Report on TESCA irradiation of optical sensors and tests of glasses

¹ Université Paris-Saclay, CEA, Service de Recherche en Matériaux et procédés Avancés, 91191, Gif-sur-Yvette, France
² Univ. Lyon, UJM, CNRS, IOGS, Laboratoire Hubert Curien, UMR 5516, 18 rue Prof. B. Lauras, 42000 Saint-Etienne, France
³ CEA, IRESNE, Cadarache, DER/SPESI, F-13108 Saint-Paul-Lez-Durance, France

^* This email address is being protected from spambots. You need JavaScript enabled to view it.

Published online: 6 November 2025

Abstract

The TESCA irradiation campaign, conducted from November 16 to December 17, 2023 (one reactor operating cycle) in the SCK•CEN BR2 research reactor, enabled testing of optical sensors at different development stages, under intense radiation: fast neutron fluence (E > 1 MeV) of 1 to 2 x 10¹⁹ neutrons/cm² and gamma dose of about 5 GGy. The temperature ranged between 100°C and 500°C. TESCA irradiation enabled on-line testing of Fabry-Perot extensometers, and miniature, non-contact, high-temperature optical pyrometry sensors. We also report an online measurement of radiation-induced attenuation on a sapphire sample. Because all sensors and measurements are temperature-sensitive, it was crucial to either maintain stable temperatures or accurately monitor them to assess the impact of radiation on sensor response stability at constant load or on glass parameters. Brief temperature jumps were also applied to test sensors accuracy. An overview of results from monitoring the various sensors and experiments throughout the irradiation cycle are provided. A well thermally stabilized Fabry–Perot extensometer maintained high stability, with a drift below 1 µm under constant load. It also ensured accurate thermal expansion measurements during temperature jumps.
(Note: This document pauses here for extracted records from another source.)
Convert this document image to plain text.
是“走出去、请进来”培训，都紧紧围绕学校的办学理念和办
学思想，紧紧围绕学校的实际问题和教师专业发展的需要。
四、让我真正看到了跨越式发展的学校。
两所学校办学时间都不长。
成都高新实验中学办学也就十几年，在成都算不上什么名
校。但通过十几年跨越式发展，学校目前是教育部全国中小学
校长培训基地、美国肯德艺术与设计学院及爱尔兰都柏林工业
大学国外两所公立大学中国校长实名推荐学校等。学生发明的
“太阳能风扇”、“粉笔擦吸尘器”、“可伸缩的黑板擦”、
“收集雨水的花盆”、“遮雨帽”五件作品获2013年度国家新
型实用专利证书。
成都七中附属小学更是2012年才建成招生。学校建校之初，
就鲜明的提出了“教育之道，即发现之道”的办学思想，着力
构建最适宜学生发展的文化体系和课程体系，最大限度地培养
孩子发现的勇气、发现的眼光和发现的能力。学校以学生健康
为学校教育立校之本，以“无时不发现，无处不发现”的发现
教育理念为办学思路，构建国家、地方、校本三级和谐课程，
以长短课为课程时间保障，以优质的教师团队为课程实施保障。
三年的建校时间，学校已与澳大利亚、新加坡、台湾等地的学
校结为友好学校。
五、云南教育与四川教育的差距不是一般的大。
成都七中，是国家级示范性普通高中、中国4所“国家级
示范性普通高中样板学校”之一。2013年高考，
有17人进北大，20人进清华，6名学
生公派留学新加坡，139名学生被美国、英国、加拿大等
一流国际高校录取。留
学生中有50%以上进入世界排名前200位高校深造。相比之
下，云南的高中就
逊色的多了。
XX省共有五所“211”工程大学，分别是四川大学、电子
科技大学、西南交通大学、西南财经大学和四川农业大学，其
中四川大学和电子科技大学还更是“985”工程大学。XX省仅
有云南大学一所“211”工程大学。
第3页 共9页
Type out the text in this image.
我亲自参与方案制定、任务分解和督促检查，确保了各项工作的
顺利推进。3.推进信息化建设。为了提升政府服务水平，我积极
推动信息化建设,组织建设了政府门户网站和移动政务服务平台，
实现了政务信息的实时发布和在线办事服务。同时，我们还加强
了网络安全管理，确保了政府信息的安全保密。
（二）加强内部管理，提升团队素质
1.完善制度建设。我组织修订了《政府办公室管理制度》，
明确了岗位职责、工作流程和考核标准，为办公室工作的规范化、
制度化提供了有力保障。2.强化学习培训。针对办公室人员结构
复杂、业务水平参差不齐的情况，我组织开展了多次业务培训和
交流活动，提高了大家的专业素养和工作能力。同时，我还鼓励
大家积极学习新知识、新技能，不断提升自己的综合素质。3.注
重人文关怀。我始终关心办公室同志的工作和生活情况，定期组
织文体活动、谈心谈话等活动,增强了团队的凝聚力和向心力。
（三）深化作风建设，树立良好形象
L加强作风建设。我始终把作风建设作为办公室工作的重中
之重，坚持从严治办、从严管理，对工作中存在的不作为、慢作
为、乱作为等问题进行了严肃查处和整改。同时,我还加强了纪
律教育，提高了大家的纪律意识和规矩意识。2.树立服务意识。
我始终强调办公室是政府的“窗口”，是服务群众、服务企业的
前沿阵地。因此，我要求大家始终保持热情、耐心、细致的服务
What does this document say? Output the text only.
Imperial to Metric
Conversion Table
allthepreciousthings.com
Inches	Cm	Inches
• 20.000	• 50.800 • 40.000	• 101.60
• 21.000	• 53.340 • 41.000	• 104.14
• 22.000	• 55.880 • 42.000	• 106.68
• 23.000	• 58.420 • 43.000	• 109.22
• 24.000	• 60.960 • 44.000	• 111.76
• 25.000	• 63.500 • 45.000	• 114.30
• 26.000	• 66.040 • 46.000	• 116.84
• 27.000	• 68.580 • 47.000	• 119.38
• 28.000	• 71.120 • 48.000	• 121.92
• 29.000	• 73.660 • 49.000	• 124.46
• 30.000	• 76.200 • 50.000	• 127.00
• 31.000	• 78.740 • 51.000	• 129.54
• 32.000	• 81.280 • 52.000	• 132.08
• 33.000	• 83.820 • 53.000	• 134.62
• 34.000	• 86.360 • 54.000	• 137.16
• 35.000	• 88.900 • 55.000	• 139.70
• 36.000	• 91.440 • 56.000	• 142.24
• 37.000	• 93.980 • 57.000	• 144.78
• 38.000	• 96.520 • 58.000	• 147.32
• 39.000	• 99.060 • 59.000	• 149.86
The pyrometric sensors operated effectively under intense irradiation at steady temperature: the collected blackbody emission spectrum was preserved, as expected with constant temperature. The unusable spectral range around the OH peak will be extended to [1250–1430 nm]. In contrast, the RIA setup showed susceptibility to temperature variations and mechanical vibrations, indicating the need for improved mechanical robustness.